Author's Life Was An Open Book

The Age

Saturday January 10, 2009

Owen Richardson

Owen Richardson finds that what Oscar Wilde read provides another way of looking at him.

Oscar's Books

By Thomas Wright

Chatto & Windus, $45

THOMAS Wright tells the story of Oscar Wilde's influences, not as if they were ideas floating in the ether, but through the objects themselves - the books he owned and made notes in and tore the pages out of.

This book is thus part inventory, part literary criticism, part intellectual biography, and the blend is an unstable one. It threatens to become trivial, or it gets fixated on red herrings.

When Wright puzzles over Wilde's ownership of this or that bit of Victorian trash, he is trying to get more from his approach than it can give him.

If you like books, you'll end up owning all kinds of irrelevant stuff, and Wilde's library, like anyone's, obviously included the odd ring-in.

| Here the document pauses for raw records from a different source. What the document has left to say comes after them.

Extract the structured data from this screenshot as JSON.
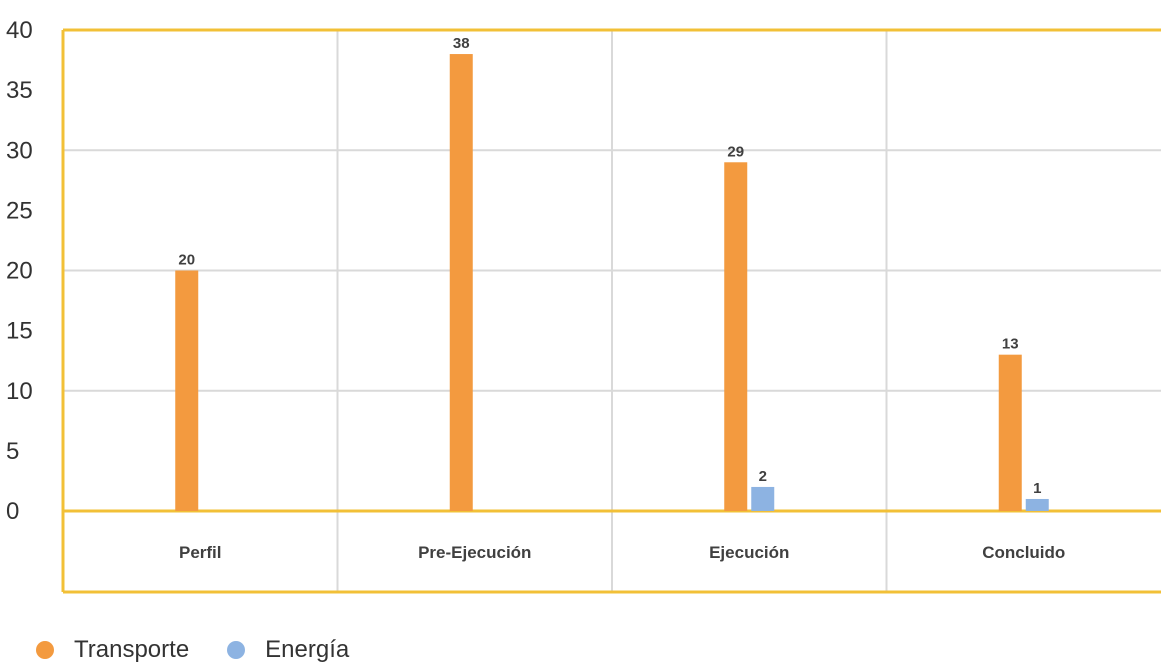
{
  "chart_data": {
    "type": "bar",
    "categories": [
      "Perfil",
      "Pre-Ejecución",
      "Ejecución",
      "Concluido"
    ],
    "series": [
      {
        "name": "Transporte",
        "values": [
          20,
          38,
          29,
          13
        ],
        "labels": [
          "20",
          "38",
          "29",
          "13"
        ],
        "color": "#f39a3f"
      },
      {
        "name": "Energía",
        "values": [
          null,
          null,
          2,
          1
        ],
        "labels": [
          "",
          "",
          "2",
          "1"
        ],
        "color": "#8db3e2"
      }
    ],
    "ylim": [
      0,
      40
    ],
    "yticks": [
      "0",
      "5",
      "10",
      "15",
      "20",
      "25",
      "30",
      "35",
      "40"
    ],
    "grid": true,
    "legend_position": "bottom-left",
    "colors": {
      "frame": "#f2c037",
      "grid": "#d9d9d9"
    }
  }
}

Wright is also a diehard fan, an Oscar Wilde tragic, so he can't tell the difference between the products of Wilde's genius and the moments when he was just being affected in the standard fin de siecle way.

All up, though, Oscar's Books is so unusual and interesting that its failings are easy to overlook. And the story of Oscar's books, like the story of his life, leaps into a different register when he goes to prison.

Wright reprints the lists of the volumes Wilde requested from his jailers, and when he describes a tattered, stained copy of Walter Pater's Imaginary Portraits, it is as if the book were a seance.